1962 – Soviet Union accuses United States of fighting “undeclared war” in Vietnam and demands removal of American military forces there.

1969 – Golda Meir becomes prime minister of Israel.

1977 – Angolan troops invading Zaire (now the Democratic Republic of Congo) take important copper mining center of Kolwezi.

1990 – Lithuania rejects a Soviet deadline to renounce its independence and calls on the Western powers to support it.

1991 – Majority of Soviet voters favor preserving the union, according to referendum.

1992 – White voters in referendum overwhelmingly support reforms toward ending apartheid in South Africa.

1993 – Hundreds of police in Assiut, Egypt, storm two buildings where bomb-throwing extremists are holed up. At least 11 people are killed.

1994 – Serbs and Muslims sign an agreement to ease the stranglehold on Bosnian capital of Sarajevo.

1997 – The Italian coast guard rescues 900 Albanians from a sinking gunboat off Brindisi, Italy.

1998 – Catholics hold the first St. Patrick’s Day in the religiously-divided city of Belfast.

2000 – Some 500 members of a doomsday cult die in a church fire in a remote part of southwestern Uganda. After the inferno, mass graves containing 400 more corpses are discovered around cult leaders’ homes.

2001 – Explosions at four workers’ dormitories kill 108 in Shijiazhuang, China. The bomber plus three others charged with supplying explosives and detonators are sentenced to death.

2004 – A car bomb shatters a five-story hotel housing foreigners in central Baghdad, killing 27 people just days before the anniversary of the start of the Iraq war.

2009 – Pope Benedict XVI says condoms are not the answer to the AIDS epidemic in Africa and can make the problem worse, setting off criticism as he begins a week-long trip to the continent where some 22 million people are living with HIV.

2010 – A Pakistani court charges five young Americans with planning terrorist attacks in the South Asian country and conspiring to wage war against nations allied with Pakistan.
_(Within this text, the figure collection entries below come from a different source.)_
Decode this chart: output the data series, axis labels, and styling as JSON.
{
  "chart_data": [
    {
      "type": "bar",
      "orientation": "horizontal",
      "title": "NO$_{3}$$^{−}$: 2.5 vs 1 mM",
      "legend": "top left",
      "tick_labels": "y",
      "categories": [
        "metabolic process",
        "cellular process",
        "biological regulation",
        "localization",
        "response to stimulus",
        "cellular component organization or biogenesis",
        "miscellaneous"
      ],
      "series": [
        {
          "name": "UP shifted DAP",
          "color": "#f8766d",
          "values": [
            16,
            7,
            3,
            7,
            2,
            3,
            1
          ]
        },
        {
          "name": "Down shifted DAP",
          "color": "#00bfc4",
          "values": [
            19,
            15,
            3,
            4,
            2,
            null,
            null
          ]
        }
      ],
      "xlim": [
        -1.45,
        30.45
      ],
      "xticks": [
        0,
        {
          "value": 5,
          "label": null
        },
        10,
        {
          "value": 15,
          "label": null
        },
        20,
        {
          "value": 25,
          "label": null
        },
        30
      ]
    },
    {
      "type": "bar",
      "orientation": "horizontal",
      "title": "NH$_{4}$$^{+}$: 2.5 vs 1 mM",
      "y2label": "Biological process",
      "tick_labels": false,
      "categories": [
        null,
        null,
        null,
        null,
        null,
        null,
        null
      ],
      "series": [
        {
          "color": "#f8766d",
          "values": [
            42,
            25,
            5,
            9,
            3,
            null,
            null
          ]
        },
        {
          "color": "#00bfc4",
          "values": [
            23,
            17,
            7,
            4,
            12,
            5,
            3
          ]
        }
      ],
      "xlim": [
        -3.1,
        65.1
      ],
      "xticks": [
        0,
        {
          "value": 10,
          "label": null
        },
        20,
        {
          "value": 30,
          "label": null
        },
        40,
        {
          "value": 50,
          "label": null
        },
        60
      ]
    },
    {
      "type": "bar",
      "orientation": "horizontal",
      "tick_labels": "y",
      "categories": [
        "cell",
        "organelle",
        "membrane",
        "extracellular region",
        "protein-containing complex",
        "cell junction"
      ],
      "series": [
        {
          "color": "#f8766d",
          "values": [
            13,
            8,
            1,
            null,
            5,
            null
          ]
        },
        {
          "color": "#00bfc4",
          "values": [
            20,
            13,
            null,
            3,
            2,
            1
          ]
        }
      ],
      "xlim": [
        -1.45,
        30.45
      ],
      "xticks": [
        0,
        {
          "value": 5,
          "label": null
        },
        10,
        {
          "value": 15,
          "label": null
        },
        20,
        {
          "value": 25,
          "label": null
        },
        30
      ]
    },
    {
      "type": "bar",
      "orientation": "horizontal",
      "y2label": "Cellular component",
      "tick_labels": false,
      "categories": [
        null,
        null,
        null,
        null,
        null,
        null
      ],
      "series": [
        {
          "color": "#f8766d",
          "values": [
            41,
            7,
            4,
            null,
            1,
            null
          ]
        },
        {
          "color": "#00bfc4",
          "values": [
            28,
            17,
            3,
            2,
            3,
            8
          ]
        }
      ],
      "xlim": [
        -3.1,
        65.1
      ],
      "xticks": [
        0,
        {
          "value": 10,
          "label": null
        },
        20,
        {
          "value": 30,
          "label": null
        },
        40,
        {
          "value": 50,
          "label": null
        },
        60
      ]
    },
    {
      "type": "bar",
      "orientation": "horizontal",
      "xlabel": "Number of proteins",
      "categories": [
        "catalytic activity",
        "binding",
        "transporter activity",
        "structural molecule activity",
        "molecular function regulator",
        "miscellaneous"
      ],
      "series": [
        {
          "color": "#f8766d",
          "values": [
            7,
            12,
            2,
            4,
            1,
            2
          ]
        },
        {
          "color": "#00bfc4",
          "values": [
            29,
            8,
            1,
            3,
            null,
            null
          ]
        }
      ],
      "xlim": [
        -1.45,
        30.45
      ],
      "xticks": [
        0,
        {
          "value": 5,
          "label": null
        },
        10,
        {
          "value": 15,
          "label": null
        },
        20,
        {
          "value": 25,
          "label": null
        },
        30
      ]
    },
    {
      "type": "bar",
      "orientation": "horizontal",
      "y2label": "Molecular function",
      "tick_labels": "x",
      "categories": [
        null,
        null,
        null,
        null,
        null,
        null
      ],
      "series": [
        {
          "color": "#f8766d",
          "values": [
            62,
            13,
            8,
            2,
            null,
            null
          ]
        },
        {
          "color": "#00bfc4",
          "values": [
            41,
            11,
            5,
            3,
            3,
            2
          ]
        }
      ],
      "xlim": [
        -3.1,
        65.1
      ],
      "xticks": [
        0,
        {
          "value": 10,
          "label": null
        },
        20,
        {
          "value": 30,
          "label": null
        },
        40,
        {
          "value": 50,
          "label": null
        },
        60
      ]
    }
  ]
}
They plead not guilty.

2011 — The U.N. Security Council approves a resolution to impose a no-fly zone over Libya and authorize “all necessary measures” to protect civilians from attacks by Moammar Gadhafi’s forces.

2012 — Two suicide bombers detonate cars packed with explosives in near-simultaneous attacks on heavily guarded intelligence and security buildings in the Syrian capital, Damascus, killing at least 27 people.

2014 — Russian President Vladimir Putin, ignoring tough sanctions, recognizes Crimean Peninsula as an “independent and sovereign country.”

2015 — Israeli Prime Minister Benjamin Netanyahu’s ruling Likud Party wins the country’s election after a tight race that had put his lengthy rule in jeopardy.

Today’s Birthdays:

Madame Roland, French author-revolutionary politician (1754-1793); Edmund Kean, British actor (1787-1833); Kate Greenaway, English illustrator (1846-1901); Rudolf Nureyev, Russian dancer (1938-1993); Bakili Muluzi, former president of Malawi (1943–); Kurt Russell, U.S. actor (1951–); Gary Sinise, U.S. actor (1955–); Billy Corgan, U.S. musician (1967–).

Thought For Today:

It is my rule never to lose me temper till it would be detrimental to keep it — Sean O’Casey, Irish playwright (1880-1964).